Jim Clark: Paris attacks spawn modern-day Reign of Terror? (part 2)
On Politics

Last week’s column was a summary of how and why the problems in the Middle East came about and why the Islamic State of Iraq and Syria (ISIS, also called “Dabiq,” which they don’t like) poses a clear and present danger to the west.
It was based on a recent presentation at Reno’s National Security Forum headed by former Reagan Administration official Ty Cobb as well as a presentation by the University of Chicago’s Project on Security and Terrorism headed by Dr. Robert Pape.
Ty recruited three Mid-East experts — two former military and one retired State Department — who traced the history of the troubled area. They explained how the Koran describes an Islamic State headed by a caliph who is chosen by Allah and how this plan fit nicely into a scheme devised by an al-Qaida fighter named Abu Bakr al-Baghdadi.
Baghdadi was arrested, jailed and radicalized during the Bush Administration’s 2007 troop surge designed to pacify warring Iraq elements.

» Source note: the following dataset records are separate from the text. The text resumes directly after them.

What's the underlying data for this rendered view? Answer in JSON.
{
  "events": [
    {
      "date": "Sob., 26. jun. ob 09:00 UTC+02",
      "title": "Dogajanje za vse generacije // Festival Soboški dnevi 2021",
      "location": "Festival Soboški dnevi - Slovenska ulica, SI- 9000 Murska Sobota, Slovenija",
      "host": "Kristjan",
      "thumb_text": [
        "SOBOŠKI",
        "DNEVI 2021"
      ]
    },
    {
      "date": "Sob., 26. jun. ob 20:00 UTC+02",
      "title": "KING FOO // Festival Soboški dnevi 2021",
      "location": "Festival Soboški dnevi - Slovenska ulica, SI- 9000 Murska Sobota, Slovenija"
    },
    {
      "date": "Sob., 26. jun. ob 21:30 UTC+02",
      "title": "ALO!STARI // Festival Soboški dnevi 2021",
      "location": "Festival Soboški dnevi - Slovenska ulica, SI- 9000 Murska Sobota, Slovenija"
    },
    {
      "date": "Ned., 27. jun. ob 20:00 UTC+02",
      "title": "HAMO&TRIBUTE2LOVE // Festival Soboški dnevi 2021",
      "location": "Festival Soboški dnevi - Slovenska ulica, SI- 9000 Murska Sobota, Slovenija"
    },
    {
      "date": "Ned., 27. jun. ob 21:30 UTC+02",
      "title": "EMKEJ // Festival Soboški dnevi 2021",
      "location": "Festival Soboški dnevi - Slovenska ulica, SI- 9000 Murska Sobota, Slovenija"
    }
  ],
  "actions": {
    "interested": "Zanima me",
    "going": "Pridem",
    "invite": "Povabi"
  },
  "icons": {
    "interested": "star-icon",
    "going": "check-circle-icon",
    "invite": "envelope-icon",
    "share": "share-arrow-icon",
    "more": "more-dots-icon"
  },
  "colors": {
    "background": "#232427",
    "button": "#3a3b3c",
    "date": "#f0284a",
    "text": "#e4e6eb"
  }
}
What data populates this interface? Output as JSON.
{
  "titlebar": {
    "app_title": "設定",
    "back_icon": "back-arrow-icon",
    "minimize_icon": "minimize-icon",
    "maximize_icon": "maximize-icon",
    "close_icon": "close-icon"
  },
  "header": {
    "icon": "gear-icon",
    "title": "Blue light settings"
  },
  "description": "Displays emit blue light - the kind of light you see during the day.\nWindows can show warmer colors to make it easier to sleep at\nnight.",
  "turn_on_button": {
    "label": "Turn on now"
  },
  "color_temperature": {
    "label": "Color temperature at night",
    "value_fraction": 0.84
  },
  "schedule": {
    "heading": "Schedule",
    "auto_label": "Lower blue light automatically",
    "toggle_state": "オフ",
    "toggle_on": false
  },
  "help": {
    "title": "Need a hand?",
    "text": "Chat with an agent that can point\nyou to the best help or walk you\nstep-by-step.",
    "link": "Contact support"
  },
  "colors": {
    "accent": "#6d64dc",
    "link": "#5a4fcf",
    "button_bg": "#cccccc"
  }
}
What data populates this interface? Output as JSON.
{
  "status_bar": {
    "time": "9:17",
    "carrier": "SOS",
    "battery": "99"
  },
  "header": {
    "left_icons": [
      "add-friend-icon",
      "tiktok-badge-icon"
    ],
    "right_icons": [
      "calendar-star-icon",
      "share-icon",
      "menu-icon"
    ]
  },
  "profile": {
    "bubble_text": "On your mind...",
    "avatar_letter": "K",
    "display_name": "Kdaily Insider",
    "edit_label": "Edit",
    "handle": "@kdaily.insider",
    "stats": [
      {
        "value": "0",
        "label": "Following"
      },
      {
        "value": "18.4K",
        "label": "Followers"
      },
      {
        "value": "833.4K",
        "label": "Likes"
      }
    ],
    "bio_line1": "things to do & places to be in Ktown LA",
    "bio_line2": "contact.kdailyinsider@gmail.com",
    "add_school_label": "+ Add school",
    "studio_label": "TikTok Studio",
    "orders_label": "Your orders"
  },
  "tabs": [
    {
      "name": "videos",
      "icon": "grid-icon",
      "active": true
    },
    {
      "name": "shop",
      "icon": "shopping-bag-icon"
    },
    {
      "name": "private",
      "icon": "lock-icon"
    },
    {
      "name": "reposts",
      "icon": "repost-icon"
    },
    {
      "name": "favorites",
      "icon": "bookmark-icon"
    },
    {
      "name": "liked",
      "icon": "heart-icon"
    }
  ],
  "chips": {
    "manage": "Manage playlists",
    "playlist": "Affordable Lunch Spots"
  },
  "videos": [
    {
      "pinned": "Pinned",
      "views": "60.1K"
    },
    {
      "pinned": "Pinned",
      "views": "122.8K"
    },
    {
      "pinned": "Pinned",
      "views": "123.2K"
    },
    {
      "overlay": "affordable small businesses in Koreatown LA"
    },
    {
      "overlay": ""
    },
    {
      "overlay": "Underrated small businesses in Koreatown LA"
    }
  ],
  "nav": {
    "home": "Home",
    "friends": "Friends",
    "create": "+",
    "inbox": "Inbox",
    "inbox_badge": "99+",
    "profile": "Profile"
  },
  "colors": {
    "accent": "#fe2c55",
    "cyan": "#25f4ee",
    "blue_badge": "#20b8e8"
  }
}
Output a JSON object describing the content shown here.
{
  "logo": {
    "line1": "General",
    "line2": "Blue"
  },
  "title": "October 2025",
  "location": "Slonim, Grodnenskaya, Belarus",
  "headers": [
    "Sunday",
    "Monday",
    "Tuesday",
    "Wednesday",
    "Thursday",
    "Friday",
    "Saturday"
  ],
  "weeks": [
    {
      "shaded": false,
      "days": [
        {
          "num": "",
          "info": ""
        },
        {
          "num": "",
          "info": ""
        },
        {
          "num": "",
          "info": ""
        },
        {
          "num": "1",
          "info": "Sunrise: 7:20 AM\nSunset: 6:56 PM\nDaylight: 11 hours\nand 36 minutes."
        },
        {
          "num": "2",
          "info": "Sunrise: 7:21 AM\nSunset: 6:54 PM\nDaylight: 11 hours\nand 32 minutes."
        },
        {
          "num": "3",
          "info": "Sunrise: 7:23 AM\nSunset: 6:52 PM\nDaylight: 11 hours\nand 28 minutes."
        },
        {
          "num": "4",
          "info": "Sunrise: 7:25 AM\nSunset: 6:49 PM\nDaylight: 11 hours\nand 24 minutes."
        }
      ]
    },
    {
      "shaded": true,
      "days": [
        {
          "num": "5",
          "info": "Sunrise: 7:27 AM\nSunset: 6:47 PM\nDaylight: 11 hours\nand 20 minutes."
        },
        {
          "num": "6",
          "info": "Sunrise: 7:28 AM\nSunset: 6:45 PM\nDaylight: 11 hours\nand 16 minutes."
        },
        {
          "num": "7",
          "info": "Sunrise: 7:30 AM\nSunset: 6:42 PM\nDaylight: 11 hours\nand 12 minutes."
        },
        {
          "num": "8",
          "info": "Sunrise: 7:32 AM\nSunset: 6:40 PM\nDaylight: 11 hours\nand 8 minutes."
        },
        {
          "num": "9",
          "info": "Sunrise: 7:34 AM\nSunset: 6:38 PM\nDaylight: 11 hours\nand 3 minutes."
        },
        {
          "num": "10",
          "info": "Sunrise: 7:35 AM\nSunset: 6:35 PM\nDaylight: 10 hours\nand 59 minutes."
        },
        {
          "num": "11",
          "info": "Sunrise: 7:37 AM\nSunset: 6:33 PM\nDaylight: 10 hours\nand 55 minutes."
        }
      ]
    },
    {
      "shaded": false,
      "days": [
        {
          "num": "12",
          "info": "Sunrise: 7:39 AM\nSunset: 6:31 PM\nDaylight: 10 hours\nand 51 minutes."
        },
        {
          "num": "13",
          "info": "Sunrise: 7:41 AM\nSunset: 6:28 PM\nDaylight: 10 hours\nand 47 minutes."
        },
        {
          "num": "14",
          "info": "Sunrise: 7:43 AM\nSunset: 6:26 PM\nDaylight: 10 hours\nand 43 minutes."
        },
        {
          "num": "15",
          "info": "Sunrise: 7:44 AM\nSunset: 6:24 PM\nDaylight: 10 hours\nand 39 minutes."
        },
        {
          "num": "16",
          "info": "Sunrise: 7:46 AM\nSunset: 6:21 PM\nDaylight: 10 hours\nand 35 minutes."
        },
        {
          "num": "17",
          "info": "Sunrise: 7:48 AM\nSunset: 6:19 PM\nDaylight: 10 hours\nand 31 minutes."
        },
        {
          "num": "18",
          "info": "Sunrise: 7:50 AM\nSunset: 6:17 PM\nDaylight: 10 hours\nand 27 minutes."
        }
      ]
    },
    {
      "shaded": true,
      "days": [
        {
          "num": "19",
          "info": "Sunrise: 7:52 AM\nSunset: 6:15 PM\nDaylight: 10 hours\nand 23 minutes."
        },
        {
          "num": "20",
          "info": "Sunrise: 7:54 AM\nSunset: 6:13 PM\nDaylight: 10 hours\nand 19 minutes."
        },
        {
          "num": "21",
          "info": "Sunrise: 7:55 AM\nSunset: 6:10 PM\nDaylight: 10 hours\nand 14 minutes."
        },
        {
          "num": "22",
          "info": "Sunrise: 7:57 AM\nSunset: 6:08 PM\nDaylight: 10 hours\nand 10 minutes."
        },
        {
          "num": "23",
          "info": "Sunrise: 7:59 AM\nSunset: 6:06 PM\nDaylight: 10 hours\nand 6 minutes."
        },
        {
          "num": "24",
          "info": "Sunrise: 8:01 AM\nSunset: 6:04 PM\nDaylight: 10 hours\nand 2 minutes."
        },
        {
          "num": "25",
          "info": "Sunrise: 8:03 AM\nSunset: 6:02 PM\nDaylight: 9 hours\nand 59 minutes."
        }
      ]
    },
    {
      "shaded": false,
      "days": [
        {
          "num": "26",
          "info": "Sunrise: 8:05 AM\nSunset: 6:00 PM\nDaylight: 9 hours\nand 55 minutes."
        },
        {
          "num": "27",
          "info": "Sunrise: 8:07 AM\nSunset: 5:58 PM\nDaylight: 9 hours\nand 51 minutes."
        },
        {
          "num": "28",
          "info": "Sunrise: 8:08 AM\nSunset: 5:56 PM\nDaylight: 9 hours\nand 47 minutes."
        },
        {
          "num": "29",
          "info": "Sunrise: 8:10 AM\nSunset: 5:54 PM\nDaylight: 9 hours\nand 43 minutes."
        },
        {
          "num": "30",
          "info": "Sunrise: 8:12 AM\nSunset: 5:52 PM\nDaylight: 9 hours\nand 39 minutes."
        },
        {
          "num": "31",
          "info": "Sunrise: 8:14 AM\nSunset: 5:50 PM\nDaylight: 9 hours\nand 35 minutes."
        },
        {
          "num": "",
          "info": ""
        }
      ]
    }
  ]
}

When the Obama Administration pulled all US troops out of Iraq, Baghdadi was released and organized ISIS.
I also laid out Dr. Pape’s alternative Mid-East analysis. Pape, an expert on air power, was commissioned after the 9/11 attacks to study how to counter Islamic terrorism.
His research concentrated on Islamist suicide attacks, and he found that prior to the 1983 Marine Barracks attack in Beirut, Lebanon, there were none.
He theorized that the trigger for suicide attacks was foreign troops occupying Arab homelands, not dictates of the Koran. He also theorized that suicide bombers were used because they are an effective weapon against overwhelming military power, not because of some Islamic promise of paradise for martyrs.
So much for analysis. The question is what policies the US should adopt to deal with ISIS. The conventional assumption is that ISIS is an international Islamist movement led by radicals inspired by perversions of Muslim texts to inflict grievous harm on non-Muslims and Muslims they consider apostates, acting in pursuance of a goal of bringing all 1.6 billion Muslims within a “caliphate” governed by Sharia Law.
In a recent Reno Gazette-Journal oped, Ty Cobb recommended the following innovative policies: first resist putting American “boots on the ground” but provide logistics and armaments to Kurds, Free Syrians and others currently fighting ISIS; second, put our differences with Russia on the back burner and fashion a “working agreement” (if not an alliance) in the fight against ISIS; third, recognize that ISIS are primarily Sunni and that Iran, as the lead Shia country, should also be our ally in this fight; and fourth, encourage and enable “Anonymous,” the outlaw hacker group which has declared war on ISIS, to devastate ISIS’s sophisticated social media and secure communications by which they recruit and conduct terror operations.
The Project on Security and Terrorism has a different take. Dr. Pape recently told the Atlantic Institute meeting at Emory University that the core problem is western democracies and their allies occupying Arab lands keeping in power puppet governments, which the people do not support.
Pape believes that the 2007 military surge was effective only because (as reported in the New York Times and Boston Globe) the U.S. paid 100,000 Sunnis, the equivalent of $300 per month each, to not kill allied troops; that the surge allowed Iraq’s Shia government in Baghdad to crush the Sunnis in Anbar; and that ISIS was formed to oppose the Shia governments in both Iraq and Syria.
Dr. Pape also believes in “offshore balancing,” whereby allied special operations troops are provided to train local troops, that air strikes (which have halted ISIS expansion but not their consolidation) should be continued and that perhaps we should again make payments to those Sunnis who do America’s will.
Who is right? Maybe both. We should look at all options.